Le film d’Edouard Bergeon nous propose de faire la connaissance d’un jeune producteur de lait, Sébastien Itard, possédant un cheptel de 80 vaches laitières dans le département du Lot, et qui, si tout se déroule comme le prévoient les carnets de comptes au début du film, va devoir partir… Pour aller où  ? Et pour faire quoi  ?

Toxic Somalia, l’autre piraterie

Paul Moreira, 2011

Déverser une tonne de déchets toxiques le long des côtes somaliennes ne coûte que 2,50$. C’est la décharge la moins chère du monde, et une source de bénéfices confortables pour les occidentaux.

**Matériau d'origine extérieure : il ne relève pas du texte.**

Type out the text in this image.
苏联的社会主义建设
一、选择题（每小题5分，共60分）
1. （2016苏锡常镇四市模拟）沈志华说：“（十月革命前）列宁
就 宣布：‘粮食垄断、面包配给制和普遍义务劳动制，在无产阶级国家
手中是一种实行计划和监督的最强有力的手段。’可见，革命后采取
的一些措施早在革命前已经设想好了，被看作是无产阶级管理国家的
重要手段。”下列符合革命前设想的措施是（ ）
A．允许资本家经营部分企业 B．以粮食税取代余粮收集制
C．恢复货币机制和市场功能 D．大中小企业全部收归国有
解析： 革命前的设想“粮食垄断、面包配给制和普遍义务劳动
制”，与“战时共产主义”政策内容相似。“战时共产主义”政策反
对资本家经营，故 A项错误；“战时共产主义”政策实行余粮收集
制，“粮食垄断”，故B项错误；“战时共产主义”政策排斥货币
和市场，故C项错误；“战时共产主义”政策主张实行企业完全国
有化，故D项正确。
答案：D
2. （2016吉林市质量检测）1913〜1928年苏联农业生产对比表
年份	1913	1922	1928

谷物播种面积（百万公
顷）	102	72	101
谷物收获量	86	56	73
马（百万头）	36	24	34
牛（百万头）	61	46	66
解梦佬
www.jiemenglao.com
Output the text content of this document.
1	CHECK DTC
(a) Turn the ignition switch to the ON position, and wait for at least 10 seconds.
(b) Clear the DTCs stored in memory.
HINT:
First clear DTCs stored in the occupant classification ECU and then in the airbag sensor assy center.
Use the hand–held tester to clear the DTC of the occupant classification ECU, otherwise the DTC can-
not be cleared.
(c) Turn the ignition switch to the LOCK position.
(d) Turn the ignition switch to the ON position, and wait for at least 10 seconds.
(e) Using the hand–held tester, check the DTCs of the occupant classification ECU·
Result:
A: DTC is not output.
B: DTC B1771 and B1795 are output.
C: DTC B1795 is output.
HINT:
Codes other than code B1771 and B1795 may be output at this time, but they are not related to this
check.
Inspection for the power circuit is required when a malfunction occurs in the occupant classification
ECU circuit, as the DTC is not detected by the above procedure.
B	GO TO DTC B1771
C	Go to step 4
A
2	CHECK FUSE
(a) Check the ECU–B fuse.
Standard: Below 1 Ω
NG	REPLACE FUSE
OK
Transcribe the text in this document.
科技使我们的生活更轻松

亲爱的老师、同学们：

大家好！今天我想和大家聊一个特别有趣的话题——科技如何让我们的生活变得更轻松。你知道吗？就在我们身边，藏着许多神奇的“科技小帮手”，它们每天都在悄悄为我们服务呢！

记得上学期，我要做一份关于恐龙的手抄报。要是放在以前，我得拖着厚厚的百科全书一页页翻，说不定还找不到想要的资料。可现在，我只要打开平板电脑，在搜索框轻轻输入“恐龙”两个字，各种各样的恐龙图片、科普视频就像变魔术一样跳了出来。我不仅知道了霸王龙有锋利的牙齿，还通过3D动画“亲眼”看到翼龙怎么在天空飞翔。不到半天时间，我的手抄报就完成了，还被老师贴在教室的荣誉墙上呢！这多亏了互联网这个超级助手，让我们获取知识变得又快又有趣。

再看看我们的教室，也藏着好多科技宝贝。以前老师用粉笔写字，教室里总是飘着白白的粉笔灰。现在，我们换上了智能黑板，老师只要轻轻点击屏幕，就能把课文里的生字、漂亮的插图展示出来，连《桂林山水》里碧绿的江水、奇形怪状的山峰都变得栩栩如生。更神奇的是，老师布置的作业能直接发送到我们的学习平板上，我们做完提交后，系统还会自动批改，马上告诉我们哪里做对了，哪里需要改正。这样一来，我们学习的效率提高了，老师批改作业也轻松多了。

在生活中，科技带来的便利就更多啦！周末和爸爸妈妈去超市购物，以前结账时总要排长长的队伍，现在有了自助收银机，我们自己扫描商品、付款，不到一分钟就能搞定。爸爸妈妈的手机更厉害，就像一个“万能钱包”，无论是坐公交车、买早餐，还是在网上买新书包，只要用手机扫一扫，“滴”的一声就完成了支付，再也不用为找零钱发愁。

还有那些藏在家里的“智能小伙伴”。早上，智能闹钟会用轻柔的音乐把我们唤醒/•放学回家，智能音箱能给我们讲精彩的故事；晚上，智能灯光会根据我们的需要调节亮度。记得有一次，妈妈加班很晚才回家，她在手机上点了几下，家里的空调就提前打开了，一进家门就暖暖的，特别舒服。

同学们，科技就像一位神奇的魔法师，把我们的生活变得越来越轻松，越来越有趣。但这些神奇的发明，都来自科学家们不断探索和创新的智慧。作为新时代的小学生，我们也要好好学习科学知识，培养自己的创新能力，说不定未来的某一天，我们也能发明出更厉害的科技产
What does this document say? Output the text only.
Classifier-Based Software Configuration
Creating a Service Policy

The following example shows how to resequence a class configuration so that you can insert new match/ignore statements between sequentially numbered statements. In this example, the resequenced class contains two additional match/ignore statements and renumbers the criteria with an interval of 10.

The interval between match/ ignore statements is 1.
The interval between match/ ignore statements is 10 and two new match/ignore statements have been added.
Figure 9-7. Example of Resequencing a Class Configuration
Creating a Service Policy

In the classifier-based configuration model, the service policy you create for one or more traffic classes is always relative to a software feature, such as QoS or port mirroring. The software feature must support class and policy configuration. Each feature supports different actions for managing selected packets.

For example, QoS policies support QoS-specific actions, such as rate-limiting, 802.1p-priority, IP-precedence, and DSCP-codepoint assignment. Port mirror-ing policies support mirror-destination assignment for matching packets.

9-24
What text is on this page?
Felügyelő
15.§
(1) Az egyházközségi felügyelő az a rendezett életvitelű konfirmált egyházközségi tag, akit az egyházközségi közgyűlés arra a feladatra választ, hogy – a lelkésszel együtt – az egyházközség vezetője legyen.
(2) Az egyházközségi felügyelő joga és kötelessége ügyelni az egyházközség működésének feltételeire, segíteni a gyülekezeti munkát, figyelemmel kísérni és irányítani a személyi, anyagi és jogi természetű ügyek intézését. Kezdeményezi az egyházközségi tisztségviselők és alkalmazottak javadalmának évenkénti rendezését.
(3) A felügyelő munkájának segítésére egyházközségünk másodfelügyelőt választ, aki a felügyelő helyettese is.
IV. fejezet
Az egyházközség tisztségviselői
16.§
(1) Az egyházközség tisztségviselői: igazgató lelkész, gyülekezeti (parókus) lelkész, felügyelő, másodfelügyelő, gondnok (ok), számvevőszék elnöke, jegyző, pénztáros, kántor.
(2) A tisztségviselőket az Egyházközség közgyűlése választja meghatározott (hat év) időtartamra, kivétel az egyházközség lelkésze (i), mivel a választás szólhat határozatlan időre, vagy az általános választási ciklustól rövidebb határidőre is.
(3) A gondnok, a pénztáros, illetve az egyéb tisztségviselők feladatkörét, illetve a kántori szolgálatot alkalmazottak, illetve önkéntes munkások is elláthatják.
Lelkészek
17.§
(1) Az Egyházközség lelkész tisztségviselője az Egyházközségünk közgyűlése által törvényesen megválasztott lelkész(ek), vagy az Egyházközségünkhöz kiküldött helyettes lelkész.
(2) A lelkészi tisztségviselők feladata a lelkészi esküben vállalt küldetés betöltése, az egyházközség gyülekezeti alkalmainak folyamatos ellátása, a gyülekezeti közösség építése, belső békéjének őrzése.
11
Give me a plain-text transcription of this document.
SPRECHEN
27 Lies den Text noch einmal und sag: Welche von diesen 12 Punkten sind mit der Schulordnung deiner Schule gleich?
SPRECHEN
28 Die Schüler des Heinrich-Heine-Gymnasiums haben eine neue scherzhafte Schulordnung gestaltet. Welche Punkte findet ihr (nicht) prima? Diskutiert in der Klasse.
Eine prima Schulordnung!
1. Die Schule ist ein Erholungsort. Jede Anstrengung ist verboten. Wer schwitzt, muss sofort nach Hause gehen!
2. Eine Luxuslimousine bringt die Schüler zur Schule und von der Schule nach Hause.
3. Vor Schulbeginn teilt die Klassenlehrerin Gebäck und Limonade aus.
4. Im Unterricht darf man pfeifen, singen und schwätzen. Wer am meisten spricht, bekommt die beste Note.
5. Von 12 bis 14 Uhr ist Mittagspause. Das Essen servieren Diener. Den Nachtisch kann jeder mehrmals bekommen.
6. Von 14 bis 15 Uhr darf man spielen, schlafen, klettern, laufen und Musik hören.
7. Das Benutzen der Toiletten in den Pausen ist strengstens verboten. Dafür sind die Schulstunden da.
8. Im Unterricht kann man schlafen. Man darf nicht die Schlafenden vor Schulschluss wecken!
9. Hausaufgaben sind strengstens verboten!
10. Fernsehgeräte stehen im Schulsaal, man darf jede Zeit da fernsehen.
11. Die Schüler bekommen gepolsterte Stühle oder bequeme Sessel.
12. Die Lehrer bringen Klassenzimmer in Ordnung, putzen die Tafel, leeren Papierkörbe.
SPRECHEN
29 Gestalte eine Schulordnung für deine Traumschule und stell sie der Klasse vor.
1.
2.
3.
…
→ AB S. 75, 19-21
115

Des centaines de Somaliens tombent malades, empoisonnés par les rebuts des autres. Qui déverse ces déchets  ? Qui en tire profit  ? Ce documentaire ouvre à nouveau l’enquête.

Pieuvre (La)

Lætitia Carton, 2009

Un émouvant film-témoignage de Laetitia Carton sur la maladie de Huntington. Elle ne témoigne pas seule. Car la maladie de Huntington est une histoire de famille. Cette «  pieuvre  » a déjà englouti de nombreuses personnes dans son entourage. Vieux, jeunes, hommes, femmes tous peuvent être victimes. Une seule règle : Une chance sur deux d’être touché par la maladie transmise par son père ou sa mère. Alors, vivre dans l’angoisse ou faire le test pré-symptomatique  ? Rester dans l’inconnu en espérant qu’on n’est pas porteur  ? ou qu’au pire la maladie se déclenchera tard  ? Prendre le risque de faire le test et être libéré si on n’est pas porteur  ? ou au contraire se savoir porteur et être hanté au quotidien par une maladie qui se déclenchera à coup sûr un jour  ?

Gendarme Citron (Le)

Gilles Dagneau, 2008

Au milieu des années 50, Robert Citron, dit Le Gendarme Citron, part à la découverte de la Nouvelle-Calédonie pour y vivre une aventure humaine et cinématographique. Il fait l’acquisition d’une caméra 8mm et s’improvise cinéaste. 50 ans plus tard, ses images tournées à l’île des Pins et à Canala, sont rendues publiques et décryptées par les collecteurs du patrimoine kanak.